Cidade Educadora: aliar educação e território é fundamental para reduzir desigualdades sociais

Reportagem:

“A escola está sempre em crise, pois o fracasso escolar sempre existiu”. Foi assim que a historiadora e professora adjunta da Universidade Federal de São Paulo, Maria Rita de Almeida Toledo, abriu sua fala na roda de conversa “Educação, território e sustentabilidade”, realizada na última sexta-feira (6/5) na Escola de Artes, Ciências e Humanidades da Universidade de São Paulo (EACH-USP).

Promovidas pela Fundação Tide Setúbal e pela Folha de S.Paulo, as rodas fazem parte do seminário internacional “Cidades e Territórios: Encontros e Fronteiras na Busca de Equidade”, que acontecerá no dia 14/6, e perguntavam de que maneira podem as políticas públicas, instituições e sociedade civil agirem em seus territórios para diminuir a desigualdade do país. Clique aqui para saber como foi a roda de conversa sobre desigualdades urbanas.

Para começar a detalhar essa questão, a professora traçou a história da educação pública no país, desde seus princípios republicanos até sua universalização, e problematizou o que vê como uma educação cada vez mais conteudista, que tem escanteado o espírito crítico dos estudantes ao se focar antes na resposta do que nas perguntas. Segundo ela, a educação brasileira tem gerado estudantes calados, incapazes de questionar o que lhes é passado.

“O currículo deveria estar estruturado para construir o espírito científico, ou seja, as crianças deveriam aprender a perguntar.
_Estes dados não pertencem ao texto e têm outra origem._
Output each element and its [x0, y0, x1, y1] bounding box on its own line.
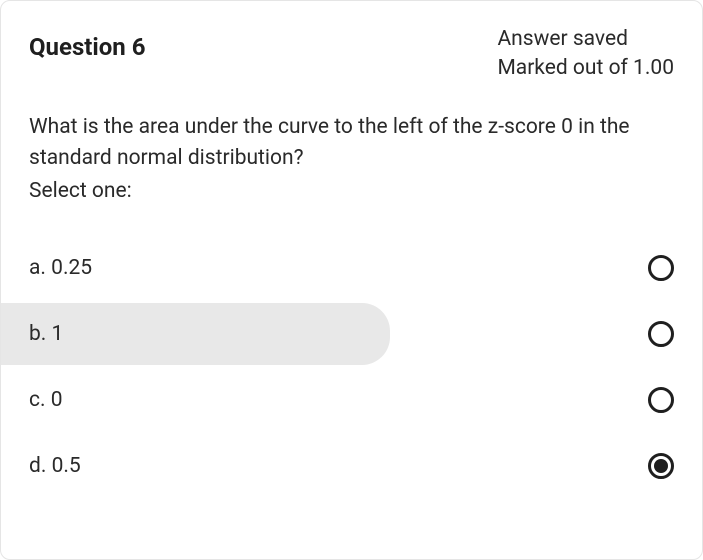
option-c[interactable]: c. 0: [29, 367, 674, 433]
option-b[interactable]: b. 1: [29, 301, 674, 367]
radio-icon[interactable]: [648, 255, 674, 281]
options-list: a. 0.25 b. 1 c. 0 d. 0.5: [29, 235, 674, 499]
option-label: a. 0.25: [29, 256, 92, 280]
option-a[interactable]: a. 0.25: [29, 235, 674, 301]
select-one-label: Select one:: [29, 179, 674, 203]
radio-icon[interactable]: [648, 453, 674, 479]
option-label: b. 1: [29, 322, 63, 346]
radio-icon[interactable]: [648, 387, 674, 413]
option-label: c. 0: [29, 388, 63, 412]
question-title: Question 6: [29, 25, 145, 61]
status-marks: Marked out of 1.00: [497, 54, 674, 83]
option-label: d. 0.5: [29, 454, 81, 478]
question-card: Question 6 Answer saved Marked out of 1.…: [0, 0, 703, 560]
radio-icon[interactable]: [648, 321, 674, 347]
option-d[interactable]: d. 0.5: [29, 433, 674, 499]
status-saved: Answer saved: [497, 25, 674, 54]
question-text: What is the area under the curve to the …: [29, 112, 674, 175]
question-header: Question 6 Answer saved Marked out of 1.…: [29, 25, 674, 84]
status-block: Answer saved Marked out of 1.00: [497, 25, 674, 84]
Não existe ciência sem pergunta. Os velhos educadores, como Anísio Teixeira, já propunham a pedagogia da pergunta, enxergando o conteúdo como um repertório, não como o centro da educação”. Um dos fatores que atrapalham esta construção seria, segundo a professora, a desterritorialização dos professores.

Até a aprovação da Lei Nº 5.692, em 1971, a segunda versão da Lei de Diretrizes e Bases (LDB), ainda não havia sido institucionalizado a remuneração por hora-aula e os professores concursados eram alocados em uma unidade escolar – algo, segundo a professora, “que se assemelhava muito à carreira dos universitários. Eles eram entendidos como catedráticos”. Na configuração “de passagem”, o professor fica sem pertencimento à escola e tem que se virar para garantir suas horas-aulas, “correndo de uma escola para a outra”. Esse distanciamento dos alunos reforça o “conteudismo” e afasta o professor da comunidade e do território. “O problema maior do professor é ele não ter um bom salário ou uma escola, um território e uma sala para estar?”, questiona.

Territórios integrais

Para superar essa fragmentação, Alexandre Isaac, cientista social, pesquisador e líder do projetos do Centro de Estudos em Educação, Cultura e Ação Comunitária no CENPEC, aposta na educação integral. Para o especialista, este conceito, que vêm sendo construído desde os anos 90 e hoje embasa diversas políticas públicas, pode oferecer novas respostas para velhas perguntas.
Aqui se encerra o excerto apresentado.